3. The computer readable program storage device of claim 1, the method further comprising displaying a plurality of value series on said computer display monitor, wherein at least one sequence of user provided annotations connects points in different value series.

4. The computer readable program storage device of claim 1, wherein said value series is a time series, and further comprising segmenting said time series into segments based on a sequence of user provided annotations.

5. The computer readable program storage device of claim 4, wherein selecting an optimal value series analysis method that optimally reconstructs said sequences of user provided annotations comprises, for segments that are annotated by the user, determining an optimal filter that minimizes an error between time series points in the segment and the user annotations.

6. The computer readable program storage device of claim 4, wherein selecting an optimal value series analysis method that optimally reconstructs said sequences of user provided annotations comprises, for segments that are not annotated by the user, identifying a similar annotated segment, and determining an optimal filter that minimizes an error between time series points in the unannotated segment and the annotated segment.
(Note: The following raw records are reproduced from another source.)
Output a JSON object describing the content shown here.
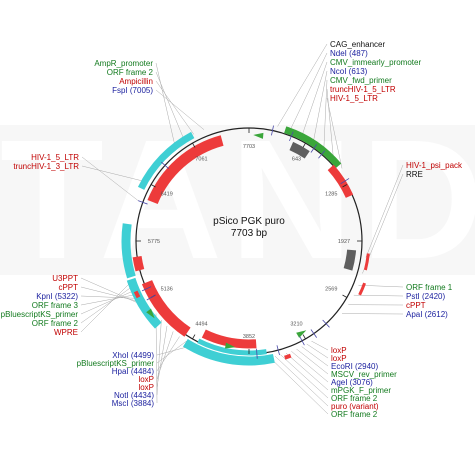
{
  "colors": {
    "red": "#c00000",
    "green": "#127a1e",
    "blue": "#1a1f9e",
    "feat_red": "#ed3b3b",
    "feat_cyan": "#3fcfd4",
    "feat_green": "#3aa63a",
    "feat_grey": "#5f5f5f"
  },
  "watermark": "TANDZ",
  "plasmid": {
    "name": "pSico PGK puro",
    "length": "7703 bp"
  },
  "tick_labels": [
    "7703",
    "643",
    "1285",
    "1927",
    "2569",
    "3210",
    "3852",
    "4494",
    "5136",
    "5775",
    "6419",
    "7061"
  ],
  "labels_top": [
    {
      "text": "AmpR_promoter",
      "color": "green"
    },
    {
      "text": "ORF frame 2",
      "color": "green"
    },
    {
      "text": "Ampicillin",
      "color": "red"
    },
    {
      "text": "FspI (7005)",
      "color": "blue"
    }
  ],
  "labels_top_right": [
    {
      "text": "CAG_enhancer",
      "color": "black"
    },
    {
      "text": "NdeI (487)",
      "color": "blue"
    },
    {
      "text": "CMV_immearly_promoter",
      "color": "green"
    },
    {
      "text": "NcoI (613)",
      "color": "blue"
    },
    {
      "text": "CMV_fwd_primer",
      "color": "green"
    },
    {
      "text": "truncHIV-1_5_LTR",
      "color": "red"
    },
    {
      "text": "HIV-1_5_LTR",
      "color": "red"
    }
  ],
  "labels_right_mid": [
    {
      "text": "HIV-1_psi_pack",
      "color": "red"
    },
    {
      "text": "RRE",
      "color": "black"
    }
  ],
  "labels_right_low": [
    {
      "text": "ORF frame 1",
      "color": "green"
    },
    {
      "text": "PstI (2420)",
      "color": "blue"
    },
    {
      "text": "cPPT",
      "color": "red"
    },
    {
      "text": "ApaI (2612)",
      "color": "blue"
    }
  ],
  "labels_left_mid": [
    {
      "text": "HIV-1_5_LTR",
      "color": "red"
    },
    {
      "text": "truncHIV-1_3_LTR",
      "color": "red"
    }
  ],
  "labels_left_low": [
    {
      "text": "U3PPT",
      "color": "red"
    },
    {
      "text": "cPPT",
      "color": "red"
    },
    {
      "text": "KpnI (5322)",
      "color": "blue"
    },
    {
      "text": "ORF frame 3",
      "color": "green"
    },
    {
      "text": "pBluescriptKS_primer",
      "color": "green"
    },
    {
      "text": "ORF frame 2",
      "color": "green"
    },
    {
      "text": "WPRE",
      "color": "red"
    }
  ],
  "labels_bottom_left": [
    {
      "text": "XhoI (4499)",
      "color": "blue"
    },
    {
      "text": "pBluescriptKS_primer",
      "color": "green"
    },
    {
      "text": "HpaI (4484)",
      "color": "blue"
    },
    {
      "text": "loxP",
      "color": "red"
    },
    {
      "text": "loxP",
      "color": "red"
    },
    {
      "text": "NotI (4434)",
      "color": "blue"
    },
    {
      "text": "MscI (3884)",
      "color": "blue"
    }
  ],
  "labels_bottom_right": [
    {
      "text": "loxP",
      "color": "red"
    },
    {
      "text": "loxP",
      "color": "red"
    },
    {
      "text": "EcoRI (2940)",
      "color": "blue"
    },
    {
      "text": "MSCV_rev_primer",
      "color": "green"
    },
    {
      "text": "AgeI (3076)",
      "color": "blue"
    },
    {
      "text": "mPGK_F_primer",
      "color": "green"
    },
    {
      "text": "ORF frame 2",
      "color": "green"
    },
    {
      "text": "puro (variant)",
      "color": "red"
    },
    {
      "text": "ORF frame 2",
      "color": "green"
    }
  ]
}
7. The computer readable program storage device of claim 6, wherein a similar annotated segment is identified based on a variance and frequency distribution of the unannotated segment and the annotated segment.
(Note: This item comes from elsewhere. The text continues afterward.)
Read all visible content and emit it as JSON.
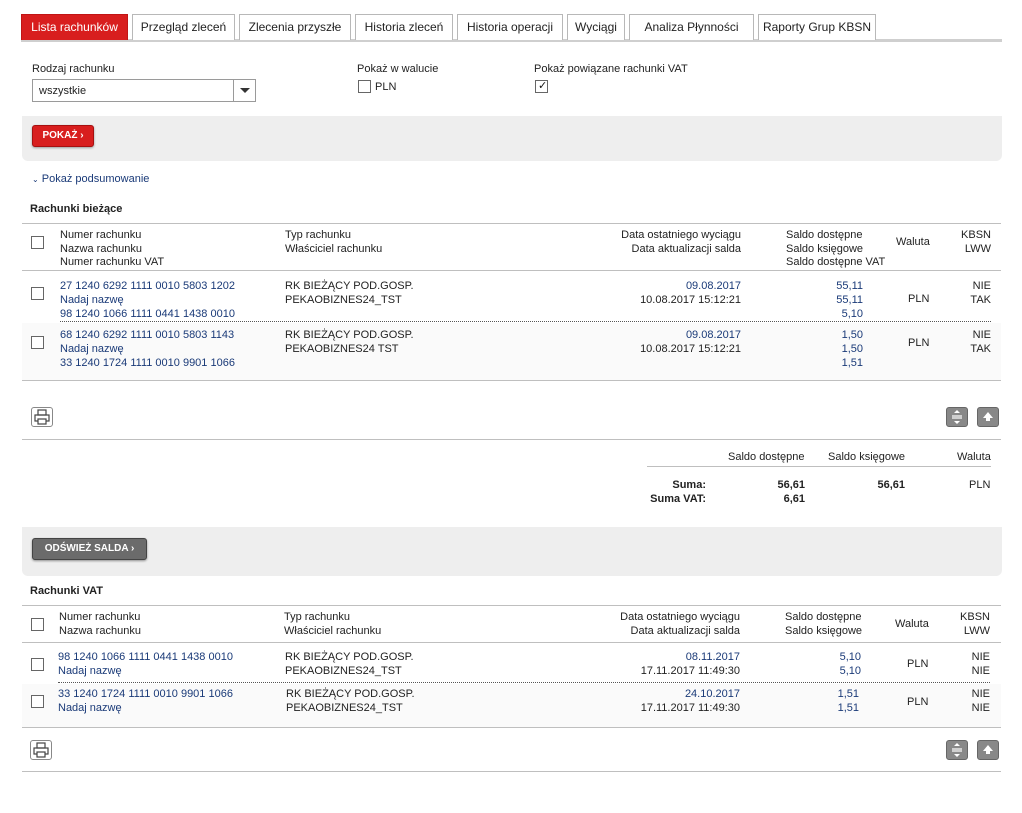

8. The computer readable program storage device of claim 6, wherein a similar annotated segment is identified based on an error distribution between the unannotated segment before and after being filtered by said optimal filter.

9. The computer readable program storage device of claim 6, the method further comprising clustering all segments for which no similar annotated segment is identified into one or more clusters based on general characteristics of each segment, and presenting a representative of each cluster to the user for annotation.

10. The computer readable program storage device of claim 1, the method further comprising extracting features that maximally correlate different sequences of user provided annotations.

11. The computer readable program storage device of claim 10, wherein said features include one or more of a lag value and a window width.

12. The computer readable program storage device of claim 1, wherein said optimal value series analysis method optimally reconstructs the user provided annotation sequences.